City schools keep losing kids.
Complaints about unsupervised children who went missing from school buildings, buses and field trips or were left unattended surged to 457 last year — nearly twice the 279 cases reported in 2014, the office of the Special Commissioner of Investigation for city schools told The Post.
The “disturbing trend” has gotten worse since SCI chief Richard Condon warned Chancellor Carmen Fariña in May 2015 that lax supervision was putting kids in harm’s way. Condon’s report came after the drowning death of Avonte Oquendo, a 14-year-old autistic student who ran out of his Queens school undetected in October 2013. His body washed up on a beach several months later.
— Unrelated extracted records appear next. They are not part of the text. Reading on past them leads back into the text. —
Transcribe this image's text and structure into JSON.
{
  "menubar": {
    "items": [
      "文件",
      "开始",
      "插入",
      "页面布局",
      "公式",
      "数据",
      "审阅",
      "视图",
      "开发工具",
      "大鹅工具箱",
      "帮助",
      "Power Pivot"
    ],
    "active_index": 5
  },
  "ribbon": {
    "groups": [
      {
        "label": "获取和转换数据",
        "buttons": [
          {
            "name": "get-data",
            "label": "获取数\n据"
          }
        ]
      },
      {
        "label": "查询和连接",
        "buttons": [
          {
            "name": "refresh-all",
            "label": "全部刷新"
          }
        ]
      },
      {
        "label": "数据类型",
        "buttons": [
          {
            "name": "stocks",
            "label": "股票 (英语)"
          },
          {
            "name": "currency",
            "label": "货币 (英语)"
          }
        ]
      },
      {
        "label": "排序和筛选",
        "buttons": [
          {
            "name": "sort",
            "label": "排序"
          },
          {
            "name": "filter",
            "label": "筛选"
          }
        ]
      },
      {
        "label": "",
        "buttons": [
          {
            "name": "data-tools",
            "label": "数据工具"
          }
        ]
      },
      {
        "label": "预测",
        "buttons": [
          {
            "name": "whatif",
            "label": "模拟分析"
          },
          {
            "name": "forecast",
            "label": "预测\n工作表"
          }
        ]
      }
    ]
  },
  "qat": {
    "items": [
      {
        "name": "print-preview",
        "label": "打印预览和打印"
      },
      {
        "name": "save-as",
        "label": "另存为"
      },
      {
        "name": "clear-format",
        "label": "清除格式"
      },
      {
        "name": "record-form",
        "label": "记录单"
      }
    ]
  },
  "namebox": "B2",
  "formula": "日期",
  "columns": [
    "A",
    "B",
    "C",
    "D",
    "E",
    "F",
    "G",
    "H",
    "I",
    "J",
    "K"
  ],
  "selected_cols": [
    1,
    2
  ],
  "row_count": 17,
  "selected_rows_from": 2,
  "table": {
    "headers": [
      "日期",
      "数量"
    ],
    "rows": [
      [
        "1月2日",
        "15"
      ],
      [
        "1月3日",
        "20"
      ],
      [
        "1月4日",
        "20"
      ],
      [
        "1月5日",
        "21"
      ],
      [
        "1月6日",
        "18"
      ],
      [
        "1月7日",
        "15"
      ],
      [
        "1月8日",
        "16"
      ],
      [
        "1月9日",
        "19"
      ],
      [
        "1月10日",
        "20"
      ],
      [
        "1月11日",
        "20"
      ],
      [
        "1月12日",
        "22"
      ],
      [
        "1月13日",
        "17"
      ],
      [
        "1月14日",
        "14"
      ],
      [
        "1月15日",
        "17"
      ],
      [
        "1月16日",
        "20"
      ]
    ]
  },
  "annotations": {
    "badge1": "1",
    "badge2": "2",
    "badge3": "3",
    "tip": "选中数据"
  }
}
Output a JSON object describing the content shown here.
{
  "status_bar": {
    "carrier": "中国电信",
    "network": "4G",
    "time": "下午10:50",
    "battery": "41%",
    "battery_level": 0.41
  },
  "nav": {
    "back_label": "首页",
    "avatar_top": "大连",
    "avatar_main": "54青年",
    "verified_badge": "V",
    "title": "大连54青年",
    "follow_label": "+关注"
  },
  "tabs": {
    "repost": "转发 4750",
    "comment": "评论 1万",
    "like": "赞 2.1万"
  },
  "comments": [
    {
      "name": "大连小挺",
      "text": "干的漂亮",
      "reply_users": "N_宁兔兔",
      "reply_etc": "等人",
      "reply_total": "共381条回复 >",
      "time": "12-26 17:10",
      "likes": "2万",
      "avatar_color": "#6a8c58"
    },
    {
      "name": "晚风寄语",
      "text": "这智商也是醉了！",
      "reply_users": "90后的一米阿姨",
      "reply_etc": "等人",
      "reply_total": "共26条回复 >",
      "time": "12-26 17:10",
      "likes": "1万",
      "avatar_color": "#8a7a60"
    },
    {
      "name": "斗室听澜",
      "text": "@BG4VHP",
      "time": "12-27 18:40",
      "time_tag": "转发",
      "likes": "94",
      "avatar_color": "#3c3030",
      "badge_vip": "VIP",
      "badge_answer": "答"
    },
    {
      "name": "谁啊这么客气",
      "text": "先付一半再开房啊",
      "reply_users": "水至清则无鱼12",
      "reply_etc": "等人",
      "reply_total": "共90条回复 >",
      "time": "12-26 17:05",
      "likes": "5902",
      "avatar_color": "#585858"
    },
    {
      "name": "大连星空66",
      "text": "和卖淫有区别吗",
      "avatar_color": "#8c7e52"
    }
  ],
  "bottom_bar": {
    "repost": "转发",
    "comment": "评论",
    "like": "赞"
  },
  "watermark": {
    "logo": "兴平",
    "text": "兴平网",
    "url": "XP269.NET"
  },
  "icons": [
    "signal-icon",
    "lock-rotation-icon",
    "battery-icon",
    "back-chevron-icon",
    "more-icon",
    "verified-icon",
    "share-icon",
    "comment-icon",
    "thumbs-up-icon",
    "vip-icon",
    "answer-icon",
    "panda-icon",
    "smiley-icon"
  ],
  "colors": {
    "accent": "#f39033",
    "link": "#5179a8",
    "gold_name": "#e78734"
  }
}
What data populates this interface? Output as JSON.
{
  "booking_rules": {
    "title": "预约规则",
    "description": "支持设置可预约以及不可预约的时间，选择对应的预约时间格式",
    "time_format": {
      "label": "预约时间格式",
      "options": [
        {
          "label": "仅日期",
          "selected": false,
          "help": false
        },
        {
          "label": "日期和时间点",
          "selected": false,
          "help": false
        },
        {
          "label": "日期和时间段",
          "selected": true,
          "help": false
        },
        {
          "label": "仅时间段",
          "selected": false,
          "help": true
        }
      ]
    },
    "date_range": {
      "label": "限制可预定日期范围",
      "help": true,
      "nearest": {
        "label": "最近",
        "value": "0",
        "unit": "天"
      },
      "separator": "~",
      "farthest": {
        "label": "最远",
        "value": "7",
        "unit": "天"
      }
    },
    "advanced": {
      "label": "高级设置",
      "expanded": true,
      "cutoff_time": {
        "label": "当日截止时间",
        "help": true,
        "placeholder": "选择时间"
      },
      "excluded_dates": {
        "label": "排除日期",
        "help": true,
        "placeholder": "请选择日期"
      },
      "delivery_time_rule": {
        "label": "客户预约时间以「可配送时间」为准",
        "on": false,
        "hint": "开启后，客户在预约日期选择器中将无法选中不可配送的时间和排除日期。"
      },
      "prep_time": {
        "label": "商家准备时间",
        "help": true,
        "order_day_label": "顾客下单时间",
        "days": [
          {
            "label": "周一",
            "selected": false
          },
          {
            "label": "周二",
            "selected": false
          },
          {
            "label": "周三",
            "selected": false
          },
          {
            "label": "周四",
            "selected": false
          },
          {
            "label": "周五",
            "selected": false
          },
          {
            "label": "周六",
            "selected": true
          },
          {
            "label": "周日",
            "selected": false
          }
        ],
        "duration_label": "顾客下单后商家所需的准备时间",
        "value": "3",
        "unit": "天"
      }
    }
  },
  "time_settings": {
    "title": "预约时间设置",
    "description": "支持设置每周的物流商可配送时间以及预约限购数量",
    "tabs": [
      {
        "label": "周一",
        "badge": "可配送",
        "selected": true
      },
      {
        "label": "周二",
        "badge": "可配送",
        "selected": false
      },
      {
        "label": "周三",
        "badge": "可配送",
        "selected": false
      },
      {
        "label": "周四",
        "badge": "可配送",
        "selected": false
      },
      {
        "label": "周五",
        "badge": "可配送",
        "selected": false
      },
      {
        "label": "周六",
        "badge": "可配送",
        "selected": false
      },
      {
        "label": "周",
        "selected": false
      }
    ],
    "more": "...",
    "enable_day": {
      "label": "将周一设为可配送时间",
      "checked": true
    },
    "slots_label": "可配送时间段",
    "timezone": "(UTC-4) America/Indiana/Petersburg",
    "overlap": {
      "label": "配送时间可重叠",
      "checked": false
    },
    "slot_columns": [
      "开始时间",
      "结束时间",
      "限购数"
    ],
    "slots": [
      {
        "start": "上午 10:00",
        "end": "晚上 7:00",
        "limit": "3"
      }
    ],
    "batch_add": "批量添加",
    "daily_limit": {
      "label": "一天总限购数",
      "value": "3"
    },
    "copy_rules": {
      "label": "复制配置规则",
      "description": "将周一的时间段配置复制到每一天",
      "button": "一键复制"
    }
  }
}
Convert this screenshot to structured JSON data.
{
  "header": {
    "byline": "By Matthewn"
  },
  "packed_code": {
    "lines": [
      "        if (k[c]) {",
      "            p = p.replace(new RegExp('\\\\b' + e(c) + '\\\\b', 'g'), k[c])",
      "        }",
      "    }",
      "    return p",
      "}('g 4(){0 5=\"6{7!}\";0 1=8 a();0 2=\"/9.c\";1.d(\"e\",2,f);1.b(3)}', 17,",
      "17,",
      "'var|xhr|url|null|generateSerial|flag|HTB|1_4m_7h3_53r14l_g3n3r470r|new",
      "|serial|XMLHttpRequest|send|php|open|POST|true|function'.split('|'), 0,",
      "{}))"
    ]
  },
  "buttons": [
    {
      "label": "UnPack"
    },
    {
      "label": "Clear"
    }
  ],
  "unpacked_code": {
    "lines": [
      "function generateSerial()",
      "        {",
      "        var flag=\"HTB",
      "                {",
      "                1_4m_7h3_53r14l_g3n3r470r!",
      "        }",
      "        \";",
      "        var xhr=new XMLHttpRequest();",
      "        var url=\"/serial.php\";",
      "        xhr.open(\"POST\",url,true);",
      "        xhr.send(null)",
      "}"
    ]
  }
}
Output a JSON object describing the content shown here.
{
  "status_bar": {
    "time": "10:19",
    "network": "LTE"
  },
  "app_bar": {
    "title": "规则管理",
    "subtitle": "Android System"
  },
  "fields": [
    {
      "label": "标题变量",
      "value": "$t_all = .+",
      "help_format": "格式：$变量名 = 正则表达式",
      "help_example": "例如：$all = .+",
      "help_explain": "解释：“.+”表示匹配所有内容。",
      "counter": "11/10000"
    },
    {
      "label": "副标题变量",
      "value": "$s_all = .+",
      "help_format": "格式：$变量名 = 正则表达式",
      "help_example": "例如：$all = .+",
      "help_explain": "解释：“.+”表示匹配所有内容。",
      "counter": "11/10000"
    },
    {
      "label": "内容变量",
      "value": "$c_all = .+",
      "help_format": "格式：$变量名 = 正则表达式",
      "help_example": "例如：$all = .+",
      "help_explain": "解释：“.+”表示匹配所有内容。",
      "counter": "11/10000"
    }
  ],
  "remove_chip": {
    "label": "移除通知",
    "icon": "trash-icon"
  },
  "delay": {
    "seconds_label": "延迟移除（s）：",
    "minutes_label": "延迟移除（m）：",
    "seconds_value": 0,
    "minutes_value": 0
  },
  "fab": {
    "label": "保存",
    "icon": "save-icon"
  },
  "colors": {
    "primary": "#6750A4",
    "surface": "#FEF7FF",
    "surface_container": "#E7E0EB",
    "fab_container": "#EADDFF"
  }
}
The most alarming cases involve special-needs students and the city’s youngest charges, including 3- and 4-year-olds in pre-kindergarten, which Mayor de Blasio has made it his mission to expand.
At PS 154 in Queens, teacher Stephen Morganlander and substitute paraprofessional Jennifer Vasquez failed in July 2015 to supervise a pre-K boy who ran out of his gym class, left the building and walked four blocks home.
The school had no cameras and the doors had no alarms, SCI discovered. Last November, the city Department of Education claimed it installed more than 21,000 door alarms in 1,200 school buildings to prevent children from wandering off, as required by “Avonte’s Law,” passed by the City Council.